Futbolizm, catenaccio ve türevlerinden nefret eden, eskiden "güzel futbol" hastası olan, şimdilerde futboldan pek de hazzetmeyen bir adamın haber, yorum, tartışma, gezinti ve arşiv amacıyla açtığı bir blogdur... Bu futbol blogu keyfekeder ama sık güncellenir. Sosyal mesaj vermez ve fakat indiragandi-inzaghi ikilisini forvette tek geçer
Futbolizm kısa zamanda bir hayli yol katetti. Aslında mütevazi çabalarımızla bunu başardık demeyi çok isterdik ancak, afedersiniz milletin orasında burasında pireler uçuşurken, biz "blogun orasını şöyle mi yapsak burasını böyle mi yapsak"derdinde olduğumuz için bu yol katedildi. Bu açıdan katedilen mesafe bizim için önemli.
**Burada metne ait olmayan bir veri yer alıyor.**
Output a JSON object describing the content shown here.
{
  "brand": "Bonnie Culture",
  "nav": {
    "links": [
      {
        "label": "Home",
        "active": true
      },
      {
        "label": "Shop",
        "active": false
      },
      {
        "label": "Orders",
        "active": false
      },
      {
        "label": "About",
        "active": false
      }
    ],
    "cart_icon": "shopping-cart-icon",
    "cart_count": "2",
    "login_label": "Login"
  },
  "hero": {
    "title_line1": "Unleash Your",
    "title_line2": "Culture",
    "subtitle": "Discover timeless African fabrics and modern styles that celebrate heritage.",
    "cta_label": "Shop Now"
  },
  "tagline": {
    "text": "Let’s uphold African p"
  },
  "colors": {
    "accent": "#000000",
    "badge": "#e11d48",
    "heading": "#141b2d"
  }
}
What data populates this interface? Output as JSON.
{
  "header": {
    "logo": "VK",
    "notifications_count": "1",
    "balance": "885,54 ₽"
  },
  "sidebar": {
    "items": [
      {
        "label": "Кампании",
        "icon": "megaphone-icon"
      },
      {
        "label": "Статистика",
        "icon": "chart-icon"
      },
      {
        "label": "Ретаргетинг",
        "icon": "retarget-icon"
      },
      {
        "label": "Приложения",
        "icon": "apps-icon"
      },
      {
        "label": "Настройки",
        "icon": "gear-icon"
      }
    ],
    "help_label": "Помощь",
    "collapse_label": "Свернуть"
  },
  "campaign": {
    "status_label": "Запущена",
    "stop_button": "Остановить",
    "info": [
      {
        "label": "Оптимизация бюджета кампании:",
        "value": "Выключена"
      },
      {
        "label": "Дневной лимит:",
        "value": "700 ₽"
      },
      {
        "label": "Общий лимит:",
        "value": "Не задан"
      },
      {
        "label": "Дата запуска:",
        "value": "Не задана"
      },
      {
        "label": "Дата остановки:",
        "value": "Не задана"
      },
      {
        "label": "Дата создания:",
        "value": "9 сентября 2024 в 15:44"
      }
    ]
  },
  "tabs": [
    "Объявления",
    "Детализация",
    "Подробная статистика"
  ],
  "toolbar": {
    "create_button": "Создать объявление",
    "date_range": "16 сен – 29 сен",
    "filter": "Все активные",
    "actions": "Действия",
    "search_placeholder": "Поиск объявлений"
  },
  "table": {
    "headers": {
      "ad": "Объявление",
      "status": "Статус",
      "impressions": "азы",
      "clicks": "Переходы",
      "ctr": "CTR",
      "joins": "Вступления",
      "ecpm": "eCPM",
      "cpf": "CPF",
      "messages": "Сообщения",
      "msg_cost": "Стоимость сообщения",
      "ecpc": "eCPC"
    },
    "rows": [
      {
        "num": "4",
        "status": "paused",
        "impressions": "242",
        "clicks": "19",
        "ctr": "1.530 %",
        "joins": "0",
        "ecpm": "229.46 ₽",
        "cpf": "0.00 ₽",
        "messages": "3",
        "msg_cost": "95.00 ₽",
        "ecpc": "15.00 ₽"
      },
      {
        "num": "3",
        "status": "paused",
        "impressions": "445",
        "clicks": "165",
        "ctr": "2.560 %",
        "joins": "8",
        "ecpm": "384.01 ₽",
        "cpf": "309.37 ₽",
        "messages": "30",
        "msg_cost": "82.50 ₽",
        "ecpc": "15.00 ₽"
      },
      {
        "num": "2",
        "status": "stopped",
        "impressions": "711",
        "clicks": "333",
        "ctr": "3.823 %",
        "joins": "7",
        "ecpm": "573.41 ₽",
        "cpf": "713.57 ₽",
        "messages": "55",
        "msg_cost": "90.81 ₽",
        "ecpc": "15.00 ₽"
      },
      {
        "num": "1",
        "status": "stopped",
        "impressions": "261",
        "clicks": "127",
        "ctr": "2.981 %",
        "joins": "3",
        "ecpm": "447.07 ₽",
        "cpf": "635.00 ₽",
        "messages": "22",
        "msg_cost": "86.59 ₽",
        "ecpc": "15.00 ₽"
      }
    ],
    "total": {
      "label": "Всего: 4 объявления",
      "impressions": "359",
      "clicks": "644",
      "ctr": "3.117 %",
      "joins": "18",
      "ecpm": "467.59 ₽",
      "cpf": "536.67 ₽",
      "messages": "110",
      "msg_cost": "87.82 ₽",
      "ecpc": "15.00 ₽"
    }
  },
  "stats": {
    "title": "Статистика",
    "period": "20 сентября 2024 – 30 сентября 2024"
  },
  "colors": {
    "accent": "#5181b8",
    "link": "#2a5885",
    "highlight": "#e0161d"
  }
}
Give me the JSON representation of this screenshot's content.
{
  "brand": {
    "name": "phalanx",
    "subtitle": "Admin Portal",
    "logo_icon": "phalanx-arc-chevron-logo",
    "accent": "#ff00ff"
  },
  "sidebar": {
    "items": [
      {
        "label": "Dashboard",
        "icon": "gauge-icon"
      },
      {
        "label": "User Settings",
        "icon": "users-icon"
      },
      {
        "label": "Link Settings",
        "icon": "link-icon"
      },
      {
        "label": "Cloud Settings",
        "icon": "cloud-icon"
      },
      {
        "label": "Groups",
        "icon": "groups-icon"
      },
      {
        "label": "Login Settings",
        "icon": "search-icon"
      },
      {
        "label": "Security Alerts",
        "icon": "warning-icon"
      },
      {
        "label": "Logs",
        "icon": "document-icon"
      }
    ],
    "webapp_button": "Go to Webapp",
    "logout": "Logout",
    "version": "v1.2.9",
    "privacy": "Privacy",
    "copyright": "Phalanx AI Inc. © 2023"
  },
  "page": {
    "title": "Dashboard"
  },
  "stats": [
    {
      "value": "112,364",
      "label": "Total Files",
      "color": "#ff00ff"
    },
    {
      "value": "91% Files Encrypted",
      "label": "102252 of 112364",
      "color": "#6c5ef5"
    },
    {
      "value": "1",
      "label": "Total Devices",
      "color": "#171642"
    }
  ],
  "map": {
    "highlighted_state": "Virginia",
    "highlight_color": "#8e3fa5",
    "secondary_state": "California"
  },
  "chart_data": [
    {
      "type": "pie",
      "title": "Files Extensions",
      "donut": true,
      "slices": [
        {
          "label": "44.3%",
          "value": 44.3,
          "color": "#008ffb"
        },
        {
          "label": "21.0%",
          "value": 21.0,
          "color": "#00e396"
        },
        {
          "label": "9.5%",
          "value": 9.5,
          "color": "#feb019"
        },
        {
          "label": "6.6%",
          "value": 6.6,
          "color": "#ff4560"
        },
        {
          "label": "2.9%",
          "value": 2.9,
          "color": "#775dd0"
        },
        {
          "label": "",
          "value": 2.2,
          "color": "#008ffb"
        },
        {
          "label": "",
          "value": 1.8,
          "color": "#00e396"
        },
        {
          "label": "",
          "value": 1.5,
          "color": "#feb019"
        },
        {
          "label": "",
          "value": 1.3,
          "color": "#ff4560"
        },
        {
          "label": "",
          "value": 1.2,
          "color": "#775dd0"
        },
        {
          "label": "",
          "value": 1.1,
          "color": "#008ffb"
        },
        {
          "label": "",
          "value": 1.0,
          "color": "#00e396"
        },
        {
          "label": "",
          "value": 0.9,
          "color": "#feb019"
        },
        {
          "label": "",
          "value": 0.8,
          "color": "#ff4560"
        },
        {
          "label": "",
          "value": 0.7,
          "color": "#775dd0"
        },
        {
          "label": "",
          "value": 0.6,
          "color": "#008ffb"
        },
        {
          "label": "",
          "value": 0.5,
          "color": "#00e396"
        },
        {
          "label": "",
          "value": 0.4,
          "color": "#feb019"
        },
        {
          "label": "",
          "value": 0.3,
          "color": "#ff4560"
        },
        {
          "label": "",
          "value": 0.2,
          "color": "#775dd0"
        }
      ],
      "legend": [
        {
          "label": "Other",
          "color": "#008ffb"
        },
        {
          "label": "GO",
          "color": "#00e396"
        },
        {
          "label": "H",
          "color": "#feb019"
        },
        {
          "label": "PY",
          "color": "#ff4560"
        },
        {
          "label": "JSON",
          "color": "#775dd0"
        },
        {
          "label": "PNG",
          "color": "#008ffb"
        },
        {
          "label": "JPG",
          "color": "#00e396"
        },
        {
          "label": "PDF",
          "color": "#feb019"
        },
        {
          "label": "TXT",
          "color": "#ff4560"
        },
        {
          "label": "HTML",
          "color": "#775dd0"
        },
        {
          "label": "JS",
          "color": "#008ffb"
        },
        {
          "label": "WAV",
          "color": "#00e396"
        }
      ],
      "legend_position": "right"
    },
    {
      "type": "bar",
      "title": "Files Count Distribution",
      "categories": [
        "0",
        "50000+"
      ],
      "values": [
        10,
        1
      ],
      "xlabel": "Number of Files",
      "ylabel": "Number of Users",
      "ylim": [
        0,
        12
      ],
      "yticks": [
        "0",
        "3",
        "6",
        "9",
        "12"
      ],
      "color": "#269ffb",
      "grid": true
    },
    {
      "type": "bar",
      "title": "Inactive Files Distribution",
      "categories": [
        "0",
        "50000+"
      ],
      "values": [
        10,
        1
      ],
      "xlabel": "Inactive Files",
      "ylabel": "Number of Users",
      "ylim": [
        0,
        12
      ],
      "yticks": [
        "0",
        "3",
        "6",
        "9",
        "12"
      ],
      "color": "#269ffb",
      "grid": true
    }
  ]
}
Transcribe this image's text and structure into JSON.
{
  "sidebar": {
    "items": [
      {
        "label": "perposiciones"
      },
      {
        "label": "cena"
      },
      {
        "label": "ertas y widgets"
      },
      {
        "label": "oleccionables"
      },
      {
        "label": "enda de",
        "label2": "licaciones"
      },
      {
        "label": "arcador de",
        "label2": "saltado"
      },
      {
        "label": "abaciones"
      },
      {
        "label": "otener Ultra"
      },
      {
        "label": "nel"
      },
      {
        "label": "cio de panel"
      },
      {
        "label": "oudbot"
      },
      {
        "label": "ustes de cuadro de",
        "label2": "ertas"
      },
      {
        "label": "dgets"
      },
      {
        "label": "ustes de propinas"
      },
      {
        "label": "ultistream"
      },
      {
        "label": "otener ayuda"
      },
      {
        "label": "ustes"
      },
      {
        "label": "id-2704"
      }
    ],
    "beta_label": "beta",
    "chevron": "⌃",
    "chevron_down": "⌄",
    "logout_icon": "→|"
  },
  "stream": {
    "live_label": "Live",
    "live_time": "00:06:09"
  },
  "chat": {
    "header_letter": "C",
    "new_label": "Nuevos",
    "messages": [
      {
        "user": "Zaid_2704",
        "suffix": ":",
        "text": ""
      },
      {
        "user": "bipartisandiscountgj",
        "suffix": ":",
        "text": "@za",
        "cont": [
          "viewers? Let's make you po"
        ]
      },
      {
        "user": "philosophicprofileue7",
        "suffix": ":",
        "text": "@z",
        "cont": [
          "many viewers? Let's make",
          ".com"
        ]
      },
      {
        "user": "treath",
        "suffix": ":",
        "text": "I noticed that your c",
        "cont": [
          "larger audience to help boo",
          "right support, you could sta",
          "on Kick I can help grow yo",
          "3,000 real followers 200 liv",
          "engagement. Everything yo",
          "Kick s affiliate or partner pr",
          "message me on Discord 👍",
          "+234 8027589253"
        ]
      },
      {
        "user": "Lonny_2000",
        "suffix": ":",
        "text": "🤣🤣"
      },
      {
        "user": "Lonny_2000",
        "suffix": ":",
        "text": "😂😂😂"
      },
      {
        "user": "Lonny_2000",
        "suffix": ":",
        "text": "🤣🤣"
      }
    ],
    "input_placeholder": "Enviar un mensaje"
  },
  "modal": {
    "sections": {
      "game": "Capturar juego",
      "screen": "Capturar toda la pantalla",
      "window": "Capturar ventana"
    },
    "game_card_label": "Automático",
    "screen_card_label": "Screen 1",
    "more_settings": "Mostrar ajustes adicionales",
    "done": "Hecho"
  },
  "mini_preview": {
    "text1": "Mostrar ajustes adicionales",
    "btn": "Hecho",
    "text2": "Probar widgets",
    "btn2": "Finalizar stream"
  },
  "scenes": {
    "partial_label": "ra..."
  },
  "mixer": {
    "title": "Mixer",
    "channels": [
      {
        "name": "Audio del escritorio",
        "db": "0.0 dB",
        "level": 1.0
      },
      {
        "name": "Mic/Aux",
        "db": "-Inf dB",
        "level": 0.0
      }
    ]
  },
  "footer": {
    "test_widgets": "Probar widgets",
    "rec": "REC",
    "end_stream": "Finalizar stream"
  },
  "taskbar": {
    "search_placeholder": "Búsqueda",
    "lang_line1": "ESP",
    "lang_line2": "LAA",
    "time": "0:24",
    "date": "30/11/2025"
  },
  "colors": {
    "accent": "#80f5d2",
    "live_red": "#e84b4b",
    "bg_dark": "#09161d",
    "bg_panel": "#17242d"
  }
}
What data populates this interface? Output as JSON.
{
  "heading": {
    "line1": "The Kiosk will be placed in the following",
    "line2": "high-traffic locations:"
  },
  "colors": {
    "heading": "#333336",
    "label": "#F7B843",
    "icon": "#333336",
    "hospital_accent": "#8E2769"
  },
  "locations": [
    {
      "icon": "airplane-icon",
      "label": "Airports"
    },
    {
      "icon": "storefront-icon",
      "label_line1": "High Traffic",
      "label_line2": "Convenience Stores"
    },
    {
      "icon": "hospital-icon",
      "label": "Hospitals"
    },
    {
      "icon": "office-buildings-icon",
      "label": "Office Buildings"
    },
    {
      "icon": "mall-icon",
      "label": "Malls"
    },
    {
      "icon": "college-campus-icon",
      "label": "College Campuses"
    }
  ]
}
Öte yandan hiç bilmediğimiz bir aleme de kapı açtı bu blog. Yok HTML, yok template, javascript tırı vırıları arasında bir dünya malzememiz oldu elimizde. Ha desem blogger'ı alırım dersem yalan olur ama kapışırım dersem atmış olurum lakin... Bu mesele de uzar gider.
Velhasıl-ı kelam, gelinen noktaya baktığımızda (haritadaki noktaların büyüklükleri etkiliyor bizi haliyle) kitleler google aramaları üzerinden akın akın geliyor bu bloga fakat yukarıya koyduğumuz favorilerine ekle butonunu tıklayan yok. RSS desen mehter takımı gibi bir gidip bir geliyor. Sayın okurlar şikayetçiyiz bizi de anlayın lütfen...
Sadık olun bir kere... Google Analytics'den bakıyoruz "Loyality" değerleri sürünüyor kardeşim. İnsanda biraz ahte vefa olur. Sayfanın diğer öğeleri de yeni gelenlerin dikkatini çeksin diye ana sayfayı pavyona çevirdik, kimsenin gıkı çıkmamış. Yani başarımızla övünelim diye başladığımız yazı bile şikayetnameye döndü.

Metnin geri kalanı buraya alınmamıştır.